In 1946, she was finally discharged from the service and made her way back home to West Bend. For the next few years, she nursed polio patients.
Craig was not one to stay in one place long, she found out about a job at March Air Force Base in California. With her good friend Minnie Graff, they hopped a plane and came to the golden state for a new position in the hospital at the maternity ward.
While working the maternity ward, a dashing young man came to visit a friend, Phyllis saw Edward Craig, he saw her and there were sparks but he left without her number.
She took a chance and gave her number to the patient to give to Ed.
A new stage began in Phyllis’ life with the entrance of Ed into her story. He, of course, being smart gave her a call. They dated for about six weeks. After meeting his parents, Ed asked her to go to Alaska with him since he had orders to ship out.
She made sure to clarify that was as his wife not girlfriend and after conferring with her best gal pals, she came back with a firm yes to the trip to Alaska and yes to being his wife.
They tied the knot on May 27, 1948.
After spending a few months apart, their lifelong adventures began together in Alaska. On February 19, 1949, they welcomed a son, Richard Lee, into their lives in Alaska. Over the years they had Linda, who was born in June 19, 1951, ,in Florida, and then Marsha, born in June 10, 1953 in Florida.
After traveling for the military, they came to Travis Air Force Base in Fairfield where Ed retired.
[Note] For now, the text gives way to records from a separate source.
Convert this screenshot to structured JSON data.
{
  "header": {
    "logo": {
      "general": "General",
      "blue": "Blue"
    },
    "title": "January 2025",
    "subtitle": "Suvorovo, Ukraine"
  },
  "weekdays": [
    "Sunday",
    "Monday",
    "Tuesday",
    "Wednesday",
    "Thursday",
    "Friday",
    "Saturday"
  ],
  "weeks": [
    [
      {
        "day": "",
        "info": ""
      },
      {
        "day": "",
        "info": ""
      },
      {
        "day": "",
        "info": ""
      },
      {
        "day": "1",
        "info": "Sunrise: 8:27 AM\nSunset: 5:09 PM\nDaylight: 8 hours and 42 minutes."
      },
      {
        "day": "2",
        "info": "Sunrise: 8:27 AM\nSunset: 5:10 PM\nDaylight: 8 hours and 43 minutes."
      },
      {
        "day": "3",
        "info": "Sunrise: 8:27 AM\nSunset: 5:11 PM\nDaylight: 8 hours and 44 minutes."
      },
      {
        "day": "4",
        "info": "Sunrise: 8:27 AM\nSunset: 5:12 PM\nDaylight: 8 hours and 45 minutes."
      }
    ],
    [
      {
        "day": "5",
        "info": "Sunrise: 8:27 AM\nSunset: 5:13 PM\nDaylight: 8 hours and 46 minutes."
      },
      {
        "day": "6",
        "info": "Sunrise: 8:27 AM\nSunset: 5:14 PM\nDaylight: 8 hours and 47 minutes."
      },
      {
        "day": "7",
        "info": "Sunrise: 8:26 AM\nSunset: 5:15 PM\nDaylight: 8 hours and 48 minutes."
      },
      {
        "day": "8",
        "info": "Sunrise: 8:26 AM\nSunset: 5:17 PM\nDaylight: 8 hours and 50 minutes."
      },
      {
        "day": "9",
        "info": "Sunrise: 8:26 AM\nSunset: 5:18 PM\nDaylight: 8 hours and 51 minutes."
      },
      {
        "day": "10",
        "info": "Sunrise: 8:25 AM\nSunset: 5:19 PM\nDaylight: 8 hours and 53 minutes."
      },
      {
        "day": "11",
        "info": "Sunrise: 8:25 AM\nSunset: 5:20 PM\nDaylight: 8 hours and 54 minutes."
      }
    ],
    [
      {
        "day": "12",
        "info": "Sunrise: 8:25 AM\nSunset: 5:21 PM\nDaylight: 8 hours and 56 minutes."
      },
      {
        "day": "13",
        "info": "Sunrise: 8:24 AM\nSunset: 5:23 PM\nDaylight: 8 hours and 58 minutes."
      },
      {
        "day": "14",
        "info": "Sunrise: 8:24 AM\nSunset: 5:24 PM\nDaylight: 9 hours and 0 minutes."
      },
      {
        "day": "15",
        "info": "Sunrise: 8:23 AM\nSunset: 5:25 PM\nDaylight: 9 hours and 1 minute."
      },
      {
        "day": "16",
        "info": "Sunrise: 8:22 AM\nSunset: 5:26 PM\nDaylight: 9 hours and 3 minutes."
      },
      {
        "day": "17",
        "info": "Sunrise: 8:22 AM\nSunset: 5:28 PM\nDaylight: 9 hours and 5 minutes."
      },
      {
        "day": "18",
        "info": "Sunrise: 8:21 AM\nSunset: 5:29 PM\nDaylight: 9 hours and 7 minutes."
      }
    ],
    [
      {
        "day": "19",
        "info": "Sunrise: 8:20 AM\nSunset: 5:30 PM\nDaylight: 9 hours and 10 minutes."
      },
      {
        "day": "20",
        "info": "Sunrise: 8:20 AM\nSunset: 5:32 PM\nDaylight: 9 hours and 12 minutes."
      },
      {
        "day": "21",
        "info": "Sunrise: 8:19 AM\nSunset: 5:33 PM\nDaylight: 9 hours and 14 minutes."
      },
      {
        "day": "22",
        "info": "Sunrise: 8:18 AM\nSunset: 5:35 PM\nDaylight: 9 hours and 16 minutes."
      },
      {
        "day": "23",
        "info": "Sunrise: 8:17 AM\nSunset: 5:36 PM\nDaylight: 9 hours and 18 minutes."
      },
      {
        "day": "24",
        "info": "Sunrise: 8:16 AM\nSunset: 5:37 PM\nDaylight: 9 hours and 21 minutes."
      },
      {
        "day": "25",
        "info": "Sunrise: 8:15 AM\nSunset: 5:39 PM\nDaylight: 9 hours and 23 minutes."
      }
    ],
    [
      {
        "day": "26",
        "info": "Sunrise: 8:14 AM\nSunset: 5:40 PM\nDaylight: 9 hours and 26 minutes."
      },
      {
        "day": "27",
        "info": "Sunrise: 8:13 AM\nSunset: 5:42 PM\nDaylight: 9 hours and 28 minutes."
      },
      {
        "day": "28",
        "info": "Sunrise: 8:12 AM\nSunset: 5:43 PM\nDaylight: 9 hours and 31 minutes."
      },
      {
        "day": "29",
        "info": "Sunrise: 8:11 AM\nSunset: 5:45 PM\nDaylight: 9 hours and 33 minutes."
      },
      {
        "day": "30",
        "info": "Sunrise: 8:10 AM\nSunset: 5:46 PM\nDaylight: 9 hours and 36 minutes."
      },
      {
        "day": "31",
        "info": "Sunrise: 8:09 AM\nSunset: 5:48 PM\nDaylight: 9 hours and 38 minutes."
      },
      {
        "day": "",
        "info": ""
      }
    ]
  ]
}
He took up work at at Concord Naval Station as a safety director.
Phyllis retired from nursing after 21 years.
They could not stop traveling and the couple made many great memories for 47 years.
They went on a cruise to celebrate the anniversary of D-Day meeting Bob Hope, Walter Cronkite and Andy Rooney.
On April 7, 1997 Phyllis lost her husband just three years before their 50th Anniversary.
Tragedy struck again in January 29, 2020, when their son Richard died.
Craig sold her home in Fairfield and moved to Paradise Valley Estates where she has made tons of friends.